Experiments, however, which were instituted at the Royal Veterinary College, have proved that no want of care, during the performance of bleeding, can provoke the disorder. Wretched horses, in that establishment, have been punctured with dirty, rusty, blunt, and jagged fleams; all manner of blood-sticks have been employed in every description of way. These have been struck violently and tapped in the gentlest fashion. Every possible sort of pinning up has been adopted; but the utmost endeavor of intentional perversion could not produce inflammation of the vein. There appears to be only one ascertained cause: that is, bleed; do not tie up the head, but turn it into a field, or present fodder to be eaten off the ground, and the animal will have phlebitis. The pendulous position of the head and the motion of the jaws alone seem capable of starting inflammation in the jugular vein. Therefore, should the reader ever permit a horse to be bled—which, save in extreme cases, is perfectly unnecessary—let him remember to place the animal subsequently in the stable, to tie the halter to the rack for twenty-four hours, and, during the same space, to abstain from allowing any food. These injunctions, however, do not refer to the bleedings sometimes adopted to counteract acute disease.

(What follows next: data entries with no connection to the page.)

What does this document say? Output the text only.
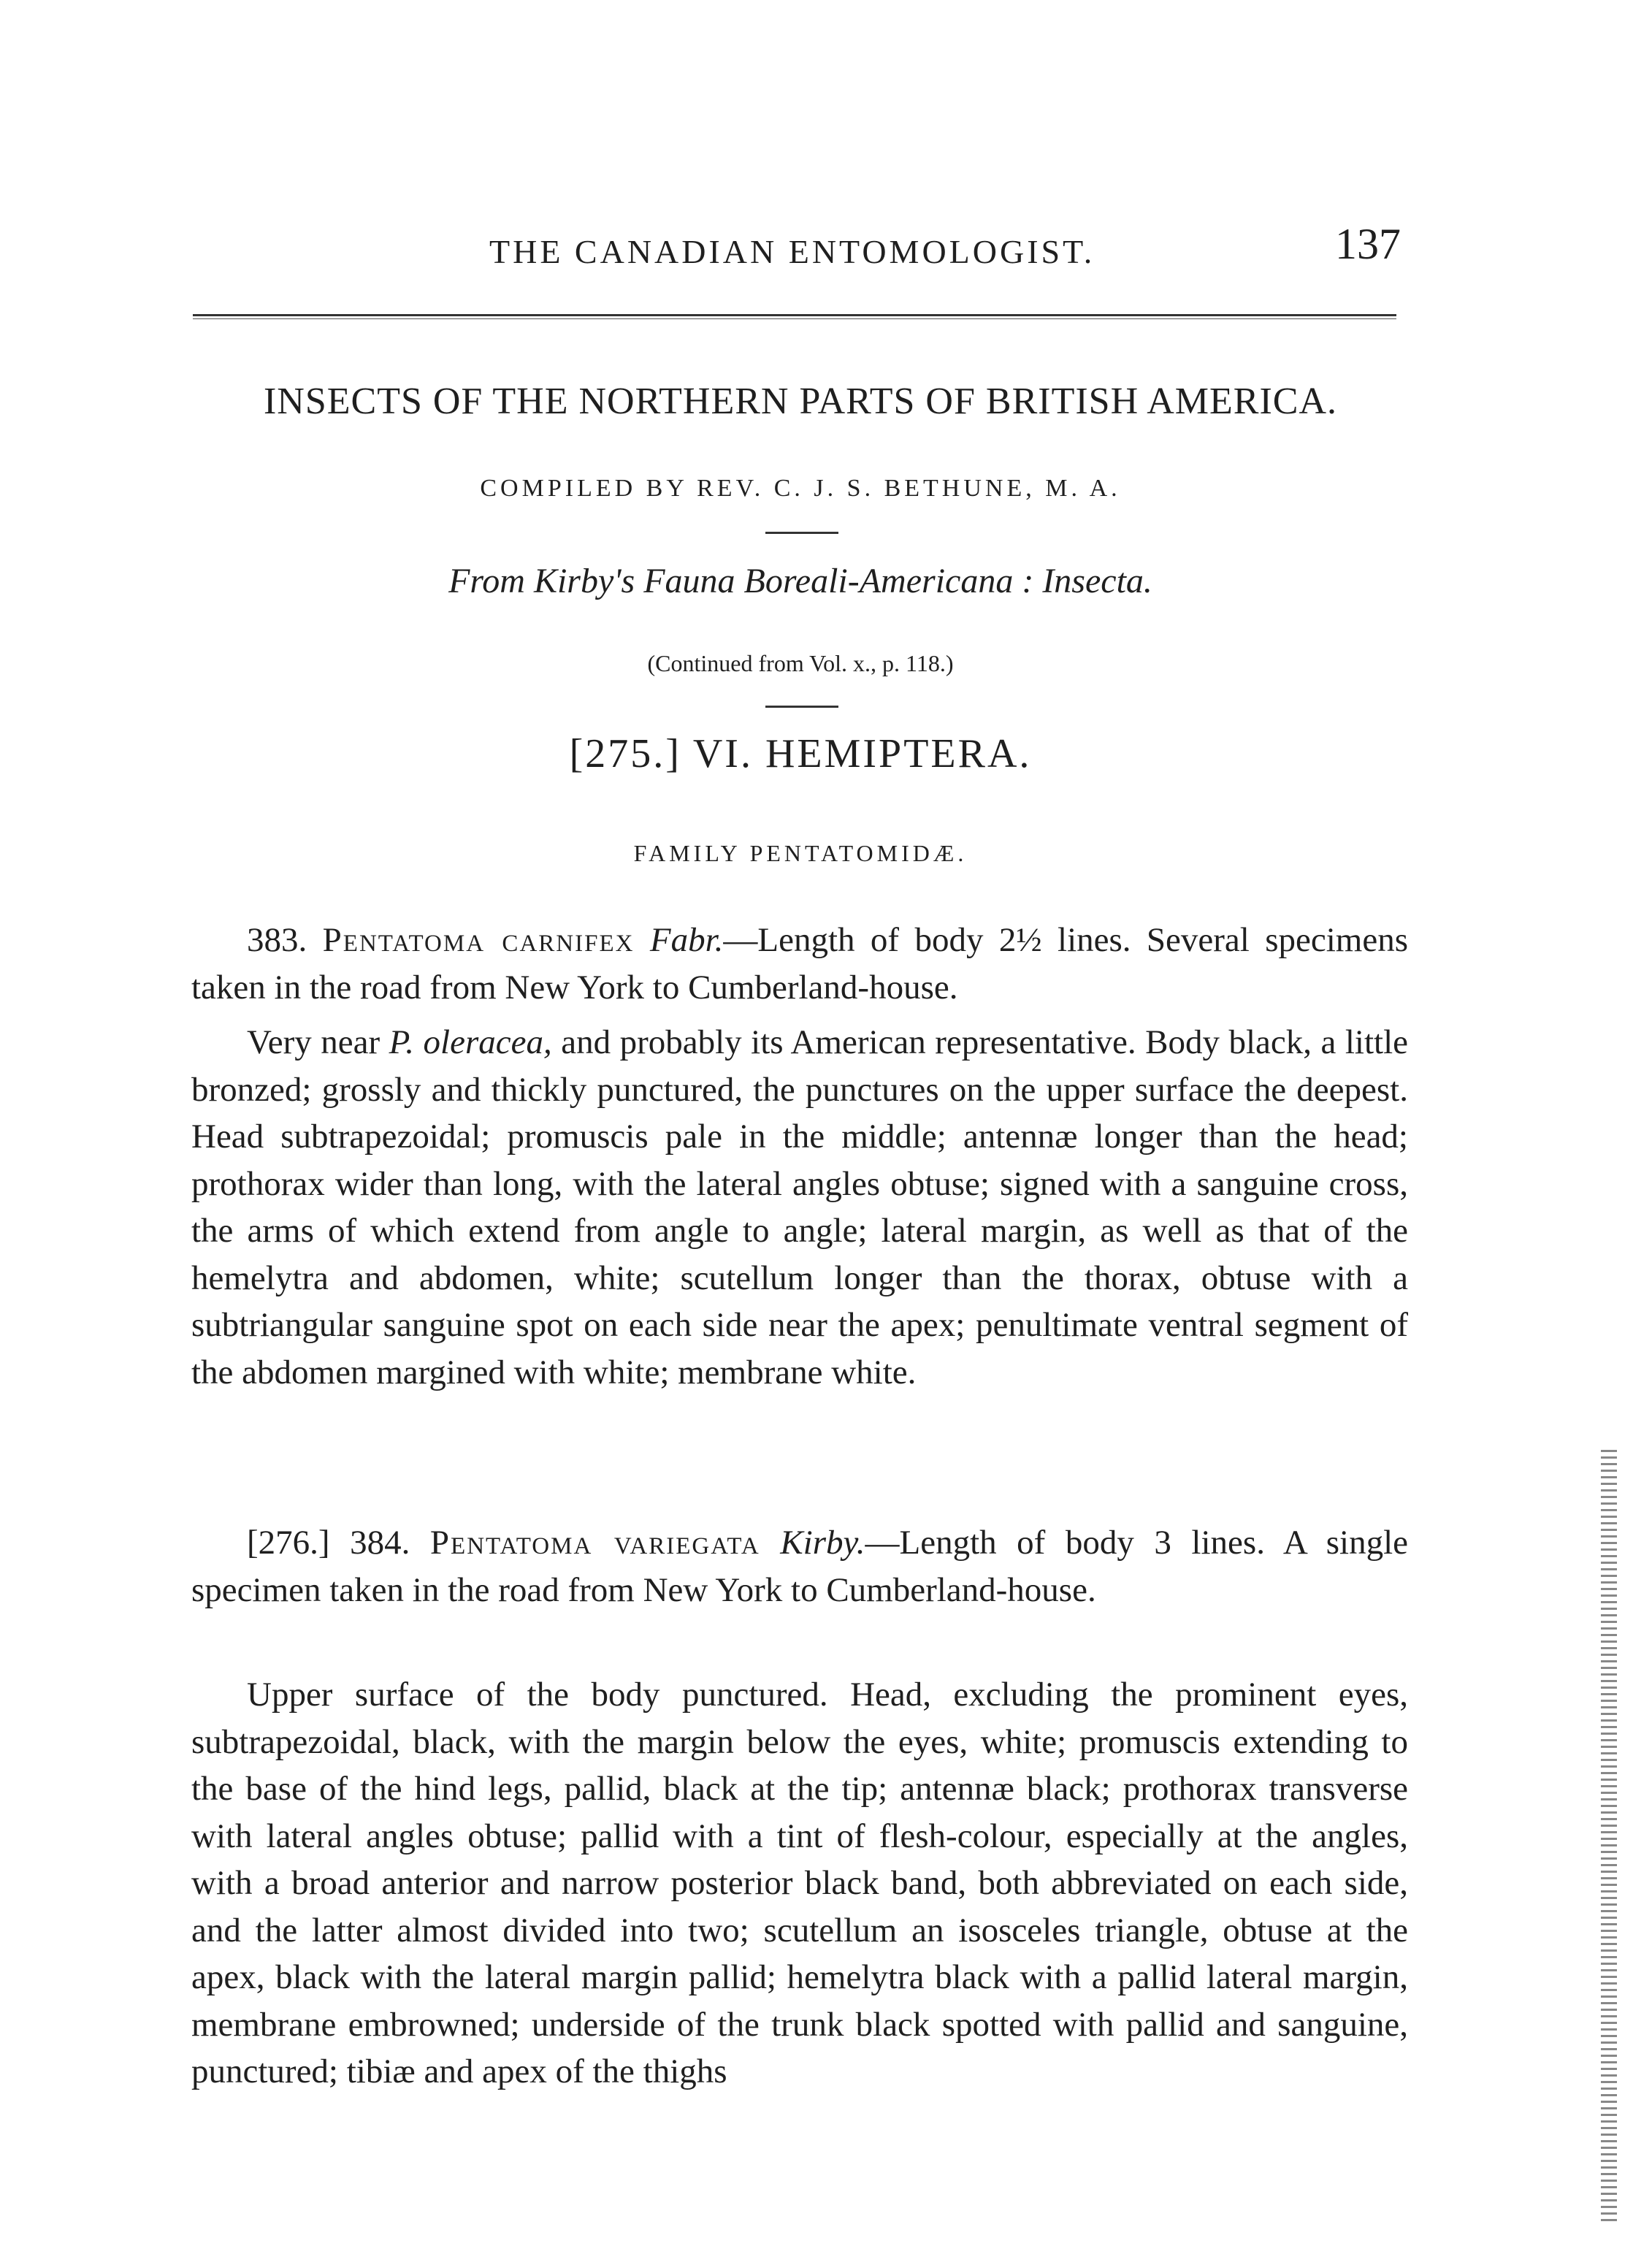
THE CANADIAN ENTOMOLOGIST.	137
INSECTS OF THE NORTHERN PARTS OF BRITISH AMERICA.
COMPILED BY REV. C. J. S. BETHUNE, M. A.
From Kirby's Fauna Boreali-Americana : Insecta.
(Continued from Vol. x., p. 118.)
[275.] VI. HEMIPTERA.
FAMILY PENTATOMIDÆ.
383. Pentatoma carnifex Fabr.—Length of body 2½ lines. Several specimens taken in the road from New York to Cumberland-house.
Very near P. oleracea, and probably its American representative. Body black, a little bronzed; grossly and thickly punctured, the punctures on the upper surface the deepest. Head subtrapezoidal; promuscis pale in the middle; antennæ longer than the head; prothorax wider than long, with the lateral angles obtuse; signed with a sanguine cross, the arms of which extend from angle to angle; lateral margin, as well as that of the hemelytra and abdomen, white; scutellum longer than the thorax, obtuse with a subtriangular sanguine spot on each side near the apex; penultimate ventral segment of the abdomen margined with white; membrane white.
[276.] 384. Pentatoma variegata Kirby.—Length of body 3 lines. A single specimen taken in the road from New York to Cumberland-house.
Upper surface of the body punctured. Head, excluding the prominent eyes, subtrapezoidal, black, with the margin below the eyes, white; promuscis extending to the base of the hind legs, pallid, black at the tip; antennæ black; prothorax transverse with lateral angles obtuse; pallid with a tint of flesh-colour, especially at the angles, with a broad anterior and narrow posterior black band, both abbreviated on each side, and the latter almost divided into two; scutellum an isosceles triangle, obtuse at the apex, black with the lateral margin pallid; hemelytra black with a pallid lateral margin, membrane embrowned; underside of the trunk black spotted with pallid and sanguine, punctured; tibiæ and apex of the thighs
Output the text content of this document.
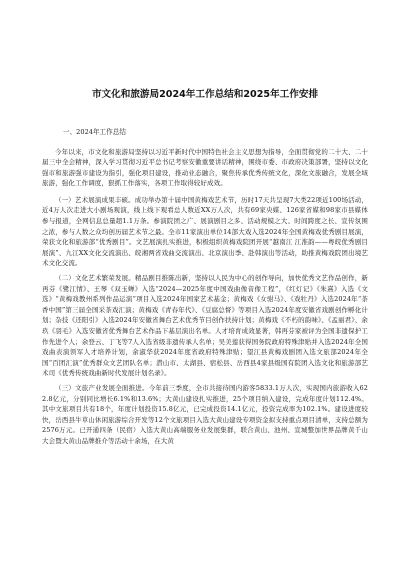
市文化和旅游局2024年工作总结和2025年工作安排
一、2024年工作总结

今年以来，市文化和旅游局坚持以习近平新时代中国特色社会主义思想为指导，全面贯彻党的二十大、二十届三中全会精神，深入学习贯彻习近平总书记考察安徽重要讲话精神，围绕市委、市政府决策部署，坚持以文化强市和旅游强市建设为指引，强化项目建设，推动业态融合，聚焦传承优秀传统文化，深化文旅融合，发展全域旅游，强化工作调度，狠抓工作落实，各项工作取得较好成效。

（一）艺术展演成果丰硕。成功举办第十届中国黄梅戏艺术节，历时17天共呈现7大类22项近100场活动，近4万人次走进大小剧场观演，线上线下观看总人数近XX万人次，共有69家央媒、126家省媒和98家市县媒体参与报道，全网信息总量超1.1万条。参演院团之广、展演剧目之多、活动规模之大、时间跨度之长、宣传氛围之浓，参与人数之众均创历届艺术节之最。全市11家演出单位14部大戏入选2024年全国黄梅戏优秀剧目展演，荣获文化和旅游部“优秀剧目”。文艺展演扎实推进，积极组织黄梅戏院团开展“越南江 江淮韵——粤皖优秀剧目展演”、九江XX文化交流演出、皖湘两省戏曲交流演出、北京演出季、赴韩演出等活动，助推黄梅戏院团出境艺术文化交流。

（二）文化艺术繁荣发展。精品剧目推陈出新，坚持以人民为中心的创作导向，加快优秀文艺作品创作，新再芬《鹭江情》、王琴《双玉蝉》入选“2024—2025年度中国戏曲像音像工程”，《红灯记》《朱熹》入选《文选》“黄梅戏教州系列作品运演”项目入选2024年国家艺术基金；黄梅戏《女驸马》、《戏牡丹》入选2024年“茶香中国”第三届全国采茶戏汇演；黄梅戏《青春年代》、《豆腐总督》等项目入选2024年度安徽省戏剧创作孵化计划；杂技《还阳引》入选2024年安徽省舞台艺术优秀节目创作扶持计划；黄梅戏《不朽的韵味》、《孟丽君》、余玖《羽毛》入选安徽省优秀舞台艺术作品下基层演出名单。人才培育成效显著，韩再芬家被评为全国非遗保护工作先进个人；余登云、丁飞等7人入选省级非遗传承人名单；吴美莲获得国务院政府特殊津贴并入选2024年全国戏曲表演领军人才培养计划，余淑华获2024年度省政府特殊津贴；望江县黄梅戏剧团入选文旅部2024年全国“百团汇演”优秀群众文艺团队名单；潜山市、太湖县、宿松县、岳西县4家县级国有院团入选文化和旅游部艺术司《优秀传统戏曲新时代发展计划名录》。

（三）文旅产业发展全面推进。今年前三季度，全市共接待国内游客5833.1万人次，实现国内旅游收入622.8亿元，分别同比增长6.1%和13.6%；大黄山建设扎实推进，25个项目纳入建设，完成年度计划112.4%。其中文旅项目共有18个，年度计划投资15.8亿元，已完成投资14.1亿元，投资完成率为102.1%。建设进度较快，岳西县牛草山休闲旅游综合开发等12个文旅项目入选大黄山建设专项资金拟支持重点项目清单，支持总额为2576万元。已开通四条（民宿）入选大黄山高端服务业发展集群，联合黄山、池州、宣城整加世界品牌黄千山大会暨大黄山品牌推介等活动十余场，在大黄
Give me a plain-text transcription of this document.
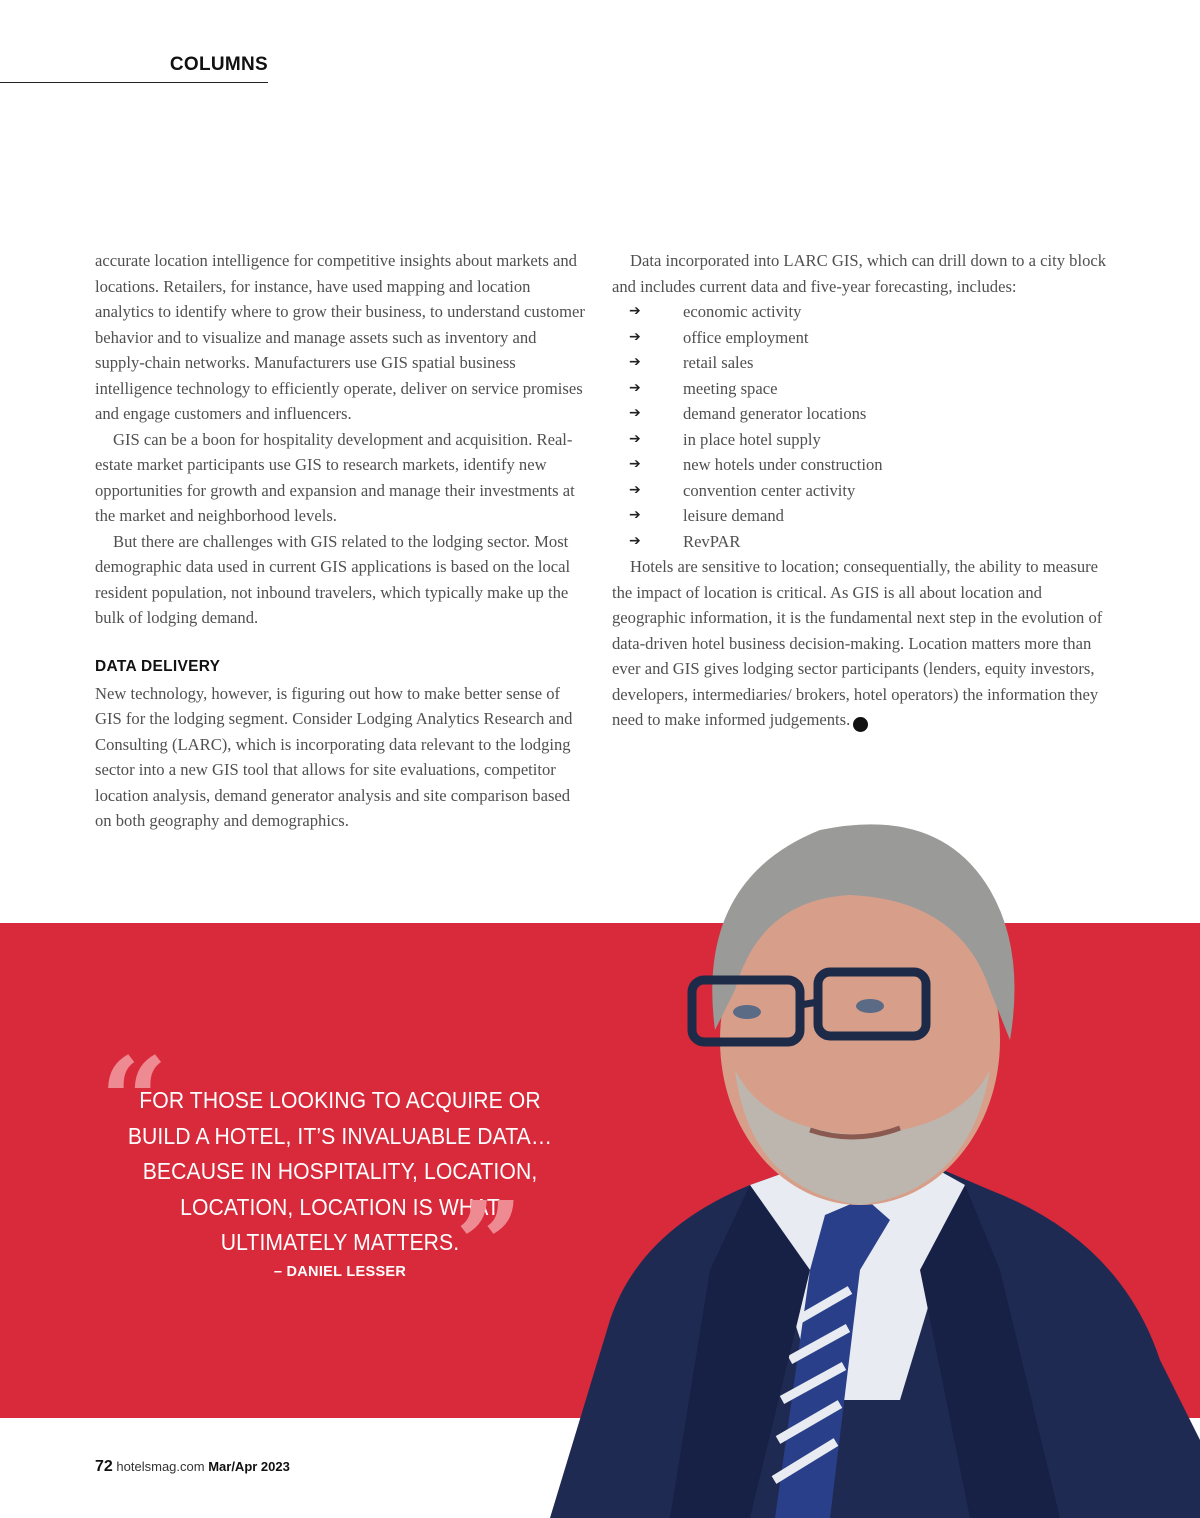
COLUMNS

accurate location intelligence for competitive insights about markets and locations. Retailers, for instance, have used mapping and location analytics to identify where to grow their business, to understand customer behavior and to visualize and manage assets such as inventory and supply-chain networks. Manufacturers use GIS spatial business intelligence technology to efficiently operate, deliver on service promises and engage customers and influencers.

GIS can be a boon for hospitality development and acquisition. Real-estate market participants use GIS to research markets, identify new opportunities for growth and expansion and manage their investments at the market and neighborhood levels.

But there are challenges with GIS related to the lodging sector. Most demographic data used in current GIS applications is based on the local resident population, not inbound travelers, which typically make up the bulk of lodging demand.

DATA DELIVERY

New technology, however, is figuring out how to make better sense of GIS for the lodging segment. Consider Lodging Analytics Research and Consulting (LARC), which is incorporating data relevant to the lodging sector into a new GIS tool that allows for site evaluations, competitor location analysis, demand generator analysis and site comparison based on both geography and demographics.

Data incorporated into LARC GIS, which can drill down to a city block and includes current data and five-year forecasting, includes:

➔	economic activity
➔	office employment
➔	retail sales
➔	meeting space
➔	demand generator locations
➔	in place hotel supply
➔	new hotels under construction
➔	convention center activity
➔	leisure demand
➔	RevPAR

Hotels are sensitive to location; consequentially, the ability to measure the impact of location is critical. As GIS is all about location and geographic information, it is the fundamental next step in the evolution of data-driven hotel business decision-making. Location matters more than ever and GIS gives lodging sector participants (lenders, equity investors, developers, intermediaries/ brokers, hotel operators) the information they need to make informed judgements. H

“
FOR THOSE LOOKING TO ACQUIRE OR BUILD A HOTEL, IT’S INVALUABLE DATA… BECAUSE IN HOSPITALITY, LOCATION, LOCATION, LOCATION IS WHAT ULTIMATELY MATTERS.
”
– DANIEL LESSER
72 hotelsmag.com Mar/Apr 2023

There is one circumstance which should always be well considered before any horse is bled: Certain animals have a constitutional predisposition toward this peculiar form of disease. The horse whose vein shall inflame no man can, by sign, mark, or investigation, pick from a herd. It is, however, an ascertained fact that particular animals, of no fixed breed, and apparently characterized by no recognized state of body, have a mighty tendency to exhibit this particular disorder. The horse may appear unexceptionable as regards health; but, nevertheless, strike it with a fleam or puncture it with a lancet, and phlebitis will undoubtedly be generated; none of the usual precautions can always prevent the misfortune. Such predisposition evidently depends on a determinate condition of system which science has hitherto failed to recognize.